You’d think flipping off the president of the United States would probably have some serious consequences.
And you’d be wrong.
In Loudoun County, Va., it’ll get you elected to the Board of Supervisors.
Juli Briskman, who gave Trump’s motorcade the finger while riding her bike — a photo that went viral — defeated the Republican incumbent for the seat. Republicans across Virginia got crushed in the off-year election, losing control of both the House and the Senate for the first time in 26 years.
Loudoun County, about 30 miles outside Washington, D.C., has long been moving toward Democrats as young liberals move to the burgeoning community. The county is also one of the wealthiest in the country.
Briskman, a single mother of two, was fired from her marketing analyst job for a United States government and military subcontractor after the picture went viral in 2017. “But getting fired also opened ‘a lot of doors,’ the 52-year-old told AFP during her campaign, including accepting an invitation to run for local office on the Democratic ticket,” Agence France Presse wrote.
Briskman didn’t bring up the image that sparked her 15 minutes of fame unless homeowners started “talking about the administration” or commented on her bicycle pin.

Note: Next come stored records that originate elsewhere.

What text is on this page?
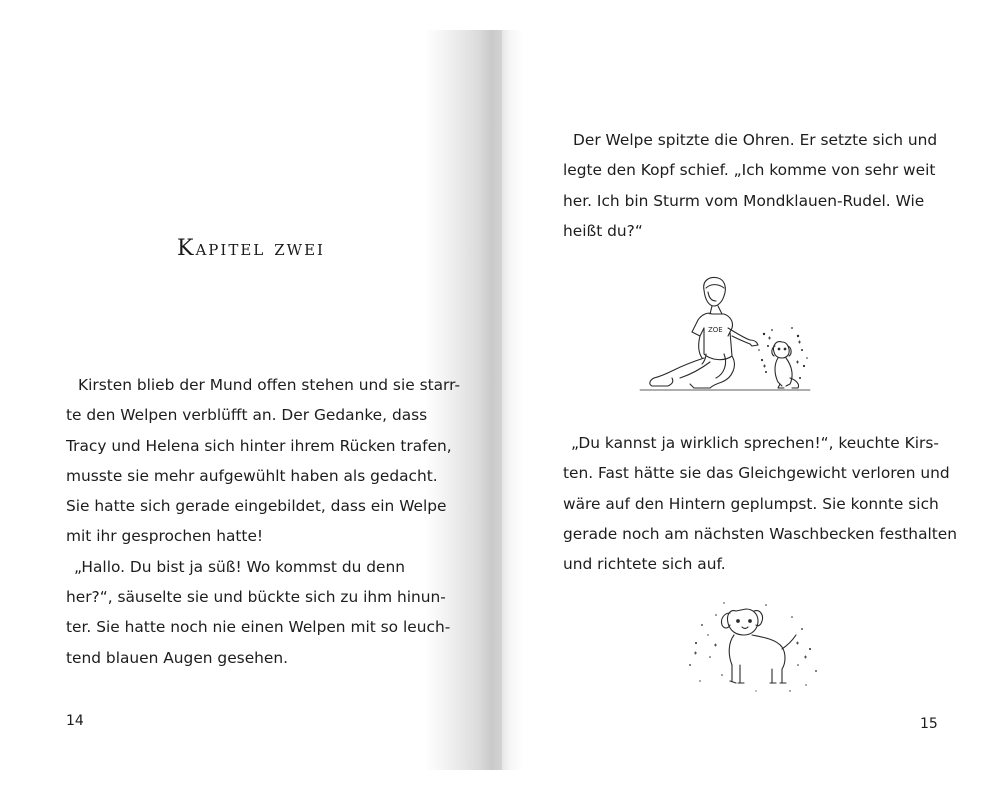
Kapitel zwei
Kirsten blieb der Mund offen stehen und sie starr-
te den Welpen verblüfft an. Der Gedanke, dass
Tracy und Helena sich hinter ihrem Rücken trafen,
musste sie mehr aufgewühlt haben als gedacht.
Sie hatte sich gerade eingebildet, dass ein Welpe
mit ihr gesprochen hatte!
„Hallo. Du bist ja süß! Wo kommst du denn
her?“, säuselte sie und bückte sich zu ihm hinun-
ter. Sie hatte noch nie einen Welpen mit so leuch-
tend blauen Augen gesehen.
14
Der Welpe spitzte die Ohren. Er setzte sich und
legte den Kopf schief. „Ich komme von sehr weit
her. Ich bin Sturm vom Mondklauen-Rudel. Wie
heißt du?“
ZOE
„Du kannst ja wirklich sprechen!“, keuchte Kirs-
ten. Fast hätte sie das Gleichgewicht verloren und
wäre auf den Hintern geplumpst. Sie konnte sich
gerade noch am nächsten Waschbecken festhalten
und richtete sich auf.
15
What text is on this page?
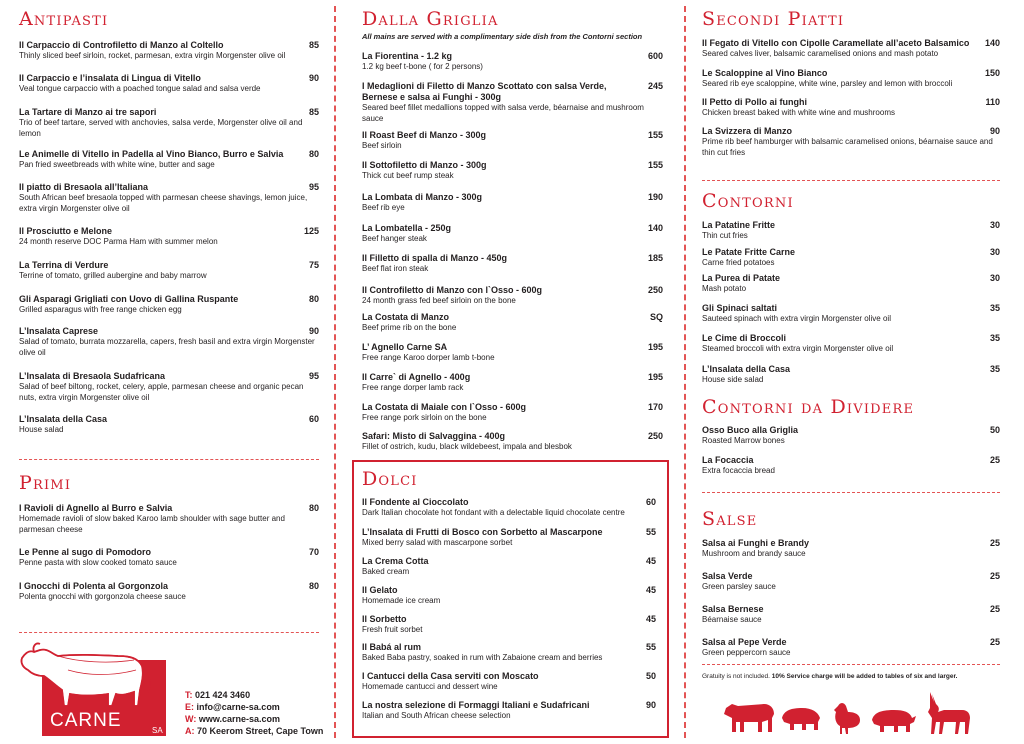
Antipasti
Il Carpaccio di Controfiletto di Manzo al Coltello	85
Thinly sliced beef sirloin, rocket, parmesan, extra virgin Morgenster olive oil
Il Carpaccio e l’insalata di Lingua di Vitello	90
Veal tongue carpaccio with a poached tongue salad and salsa verde
La Tartare di Manzo ai tre sapori	85
Trio of beef tartare, served with anchovies, salsa verde, Morgenster olive oil and lemon
Le Animelle di Vitello in Padella al Vino Bianco, Burro e Salvia	80
Pan fried sweetbreads with white wine, butter and sage
Il piatto di Bresaola all’Italiana	95
South African beef bresaola topped with parmesan cheese shavings, lemon juice, extra virgin Morgenster olive oil
Il Prosciutto e Melone	125
24 month reserve DOC Parma Ham with summer melon
La Terrina di Verdure	75
Terrine of tomato, grilled aubergine and baby marrow
Gli Asparagi Grigliati con Uovo di Gallina Ruspante	80
Grilled asparagus with free range chicken egg
L’Insalata Caprese	90
Salad of tomato, burrata mozzarella, capers, fresh basil and extra virgin Morgenster olive oil
L’Insalata di Bresaola Sudafricana	95
Salad of beef biltong, rocket, celery, apple, parmesan cheese and organic pecan nuts, extra virgin Morgenster olive oil
L’Insalata della Casa	60
House salad
Primi
I Ravioli di Agnello al Burro e Salvia	80
Homemade ravioli of slow baked Karoo lamb shoulder with sage butter and parmesan cheese
Le Penne al sugo di Pomodoro	70
Penne pasta with slow cooked tomato sauce
I Gnocchi di Polenta al Gorgonzola	80
Polenta gnocchi with gorgonzola cheese sauce
Dalla Griglia
All mains are served with a complimentary side dish from the Contorni section
La Fiorentina - 1.2 kg	600
1.2 kg beef t-bone ( for 2 persons)
I Medaglioni di Filetto di Manzo Scottato con salsa Verde, Bernese e salsa ai Funghi - 300g
245
Seared beef fillet medallions topped with salsa verde, béarnaise and mushroom sauce
Il Roast Beef di Manzo - 300g	155
Beef sirloin
Il Sottofiletto di Manzo - 300g	155
Thick cut beef rump steak
La Lombata di Manzo - 300g	190
Beef rib eye
La Lombatella - 250g	140
Beef hanger steak
Il Filletto di spalla di Manzo - 450g	185
Beef flat iron steak
Il Controfiletto di Manzo con l`Osso - 600g	250
24 month grass fed beef sirloin on the bone
La Costata di Manzo	SQ
Beef prime rib on the bone
L’ Agnello Carne SA	195
Free range Karoo dorper lamb t-bone
Il Carre` di Agnello - 400g	195
Free range dorper lamb rack
La Costata di Maiale con l`Osso - 600g	170
Free range pork sirloin on the bone
Safari: Misto di Salvaggina - 400g	250
Fillet of ostrich, kudu, black wildebeest, impala and blesbok
Dolci
Il Fondente al Cioccolato	60
Dark Italian chocolate hot fondant with a delectable liquid chocolate centre
L’Insalata di Frutti di Bosco con Sorbetto al Mascarpone	55
Mixed berry salad with mascarpone sorbet
La Crema Cotta	45
Baked cream
Il Gelato	45
Homemade ice cream
Il Sorbetto	45
Fresh fruit sorbet
Il Babá al rum	55
Baked Baba pastry, soaked in rum with Zabaione cream and berries
I Cantucci della Casa serviti con Moscato	50
Homemade cantucci and dessert wine
La nostra selezione di Formaggi Italiani e Sudafricani	90
Italian and South African cheese selection
Secondi Piatti
Il Fegato di Vitello con Cipolle Caramellate all’aceto Balsamico	140
Seared calves liver, balsamic caramelised onions and mash potato
Le Scaloppine al Vino Bianco	150
Seared rib eye scaloppine, white wine, parsley and lemon with broccoli
Il Petto di Pollo ai funghi	110
Chicken breast baked with white wine and mushrooms
La Svizzera di Manzo	90
Prime rib beef hamburger with balsamic caramelised onions, béarnaise sauce and thin cut fries
Contorni
La Patatine Fritte	30
Thin cut fries
Le Patate Fritte Carne	30
Carne fried potatoes
La Purea di Patate	30
Mash potato
Gli Spinaci saltati	35
Sauteed spinach with extra virgin Morgenster olive oil
Le Cime di Broccoli	35
Steamed broccoli with extra virgin Morgenster olive oil
L’Insalata della Casa	35
House side salad
Contorni da Dividere
Osso Buco alla Griglia	50
Roasted Marrow bones
La Focaccia	25
Extra focaccia bread
Salse
Salsa ai Funghi e Brandy	25
Mushroom and brandy sauce
Salsa Verde	25
Green parsley sauce
Salsa Bernese	25
Béarnaise sauce
Salsa al Pepe Verde	25
Green peppercorn sauce
Gratuity is not included. 10% Service charge will be added to tables of six and larger.
T: 021 424 3460
E: info@carne-sa.com
W: www.carne-sa.com
A: 70 Keerom Street, Cape Town
CARNE	SA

Instead, the ultramarathon runner told AFP she wanted to show that there was “substance” behind her candidacy — education, women’s rights, transportation and environmental issues — and that she wasn’t “just the person that rode my bike one day and flipped off the president.”
The news was so big that CNN decided that a local Board of Supervisors race deserved top coverage.
Briskman was able to leverage her viral rebuke of Trump into Tuesday’s win with a campaign that made the image central to her political message.
She announced her campaign on Twitter in September 2018 by sharing a Washington Post article titled “The cyclist who flipped off Trump’s motorcade is running for public office.”
“Today, I am filing my organizational papers in a bid for local office in Loudoun County, Va. Loudoun deserves transparency in government, fully funded schools & smarter solutions to growth,” she said. “It’s time for a change.” …
“My finger said what I was feeling,” Briskman said at the time. “I’m angry and I’m frustrated.”